La número veintitrés se llamaba Elena.
La cita iba perfectamente hasta que mi madre llamó.
—Daniel, tu padre necesita que le cambien la ropa. ¿Cuándo traes a esta chica para que vaya aprendiendo?
Elena escuchó.
Cuando colgué, preguntó:
—¿Tu madre espera que tu futura esposa cuide a tu padre?
—Somos una familia. Todos debemos ayudar.
—¿Y contratar a alguien?
—Mi madre dice que ningún extraño cuidará igual que la familia.
Elena dejó la taza.
—Entonces no buscas esposa. Buscas cuidadora.
Se marchó.
Aquella frase me persiguió hasta casa.
Al entrar encontré a mi madre furiosa porque la enfermera temporal que yo había contratado había renunciado.

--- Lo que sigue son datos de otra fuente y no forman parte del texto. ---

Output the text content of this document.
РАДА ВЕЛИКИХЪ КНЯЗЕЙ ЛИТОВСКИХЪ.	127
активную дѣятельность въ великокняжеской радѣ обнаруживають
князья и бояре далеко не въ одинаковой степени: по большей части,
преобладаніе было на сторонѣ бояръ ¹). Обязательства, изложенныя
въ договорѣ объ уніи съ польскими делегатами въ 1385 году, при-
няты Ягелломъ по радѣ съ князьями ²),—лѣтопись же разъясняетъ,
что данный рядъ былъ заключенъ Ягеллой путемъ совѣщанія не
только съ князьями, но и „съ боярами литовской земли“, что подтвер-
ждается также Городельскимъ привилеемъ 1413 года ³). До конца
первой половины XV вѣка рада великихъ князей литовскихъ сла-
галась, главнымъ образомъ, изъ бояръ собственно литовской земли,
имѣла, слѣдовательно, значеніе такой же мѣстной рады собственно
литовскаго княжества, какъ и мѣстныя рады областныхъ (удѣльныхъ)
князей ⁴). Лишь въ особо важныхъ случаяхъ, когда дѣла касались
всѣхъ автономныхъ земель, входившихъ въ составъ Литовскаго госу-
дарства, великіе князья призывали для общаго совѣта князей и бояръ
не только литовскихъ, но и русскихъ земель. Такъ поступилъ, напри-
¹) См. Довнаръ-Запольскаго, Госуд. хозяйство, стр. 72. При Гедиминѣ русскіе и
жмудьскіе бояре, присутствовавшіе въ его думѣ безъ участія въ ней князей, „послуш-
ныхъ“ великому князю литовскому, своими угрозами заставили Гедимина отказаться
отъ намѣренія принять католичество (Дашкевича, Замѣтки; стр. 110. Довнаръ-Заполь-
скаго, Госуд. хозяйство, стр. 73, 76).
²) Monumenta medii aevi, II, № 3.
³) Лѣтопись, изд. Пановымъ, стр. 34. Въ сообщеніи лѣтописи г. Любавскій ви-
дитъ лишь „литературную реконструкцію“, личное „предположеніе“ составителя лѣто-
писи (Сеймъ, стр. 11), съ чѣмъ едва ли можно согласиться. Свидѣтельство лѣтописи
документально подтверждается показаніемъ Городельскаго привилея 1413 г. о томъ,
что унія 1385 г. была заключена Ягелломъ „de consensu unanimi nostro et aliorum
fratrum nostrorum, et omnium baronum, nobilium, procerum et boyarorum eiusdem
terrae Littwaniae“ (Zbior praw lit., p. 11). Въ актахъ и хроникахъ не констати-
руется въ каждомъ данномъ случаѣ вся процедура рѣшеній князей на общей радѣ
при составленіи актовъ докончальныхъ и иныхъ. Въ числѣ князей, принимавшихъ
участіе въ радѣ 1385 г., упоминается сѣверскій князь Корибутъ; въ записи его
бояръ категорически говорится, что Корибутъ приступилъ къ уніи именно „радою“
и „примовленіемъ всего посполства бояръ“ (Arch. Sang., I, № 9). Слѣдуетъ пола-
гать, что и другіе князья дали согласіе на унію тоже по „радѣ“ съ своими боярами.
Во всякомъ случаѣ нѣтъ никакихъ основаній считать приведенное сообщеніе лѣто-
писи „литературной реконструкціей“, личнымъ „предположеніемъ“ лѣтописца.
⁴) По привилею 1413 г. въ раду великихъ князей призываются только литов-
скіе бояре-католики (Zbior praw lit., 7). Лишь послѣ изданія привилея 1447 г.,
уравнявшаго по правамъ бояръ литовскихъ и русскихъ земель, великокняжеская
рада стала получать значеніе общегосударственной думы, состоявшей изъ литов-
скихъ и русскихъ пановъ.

—¡Estas mujeres de ahora no aguantan nada! Clara hacía todo sin quejarse.
Me quedé inmóvil.
—¿Todo?
Entonces mi padre habló desde la habitación.
—No.
Su voz era débil.
Entré.
—¿Qué dijiste?
Mi padre me miró largamente.
—Clara sí se quejaba. Tú nunca escuchabas.
Y empezó a contarme cosas que yo jamás había querido ver.
Clara se levantaba tres veces cada noche para atenderlo.
Había reducido sus horas de trabajo.
Había cancelado visitas a su propia madre.
Una vez tuvo fiebre y aun así mi madre la obligó a preparar la comida porque yo estaba “demasiado ocupado”.
—Te pedí que contrataras una enfermera —susurró papá—. Tu madre dijo que era desperdiciar dinero teniendo una nuera en casa.
Sentí vergüenza.
Entonces abrió el cajón de su mesa.
Dentro había un sobre.
Clara había dejado dinero antes del divorcio para ayudar a pagar una cuidadora durante los primeros meses.
La mujer que yo había llamado egoísta incluso había preparado nuestra vida después de marcharse.
Esa noche enfrenté a mi madre.
—Clara no abandonó a papá. Nosotros la agotamos.
—¡Después de todo lo que hice por ti, ahora me culpas!
Por primera vez no cedí.
Contraté atención profesional para mi padre.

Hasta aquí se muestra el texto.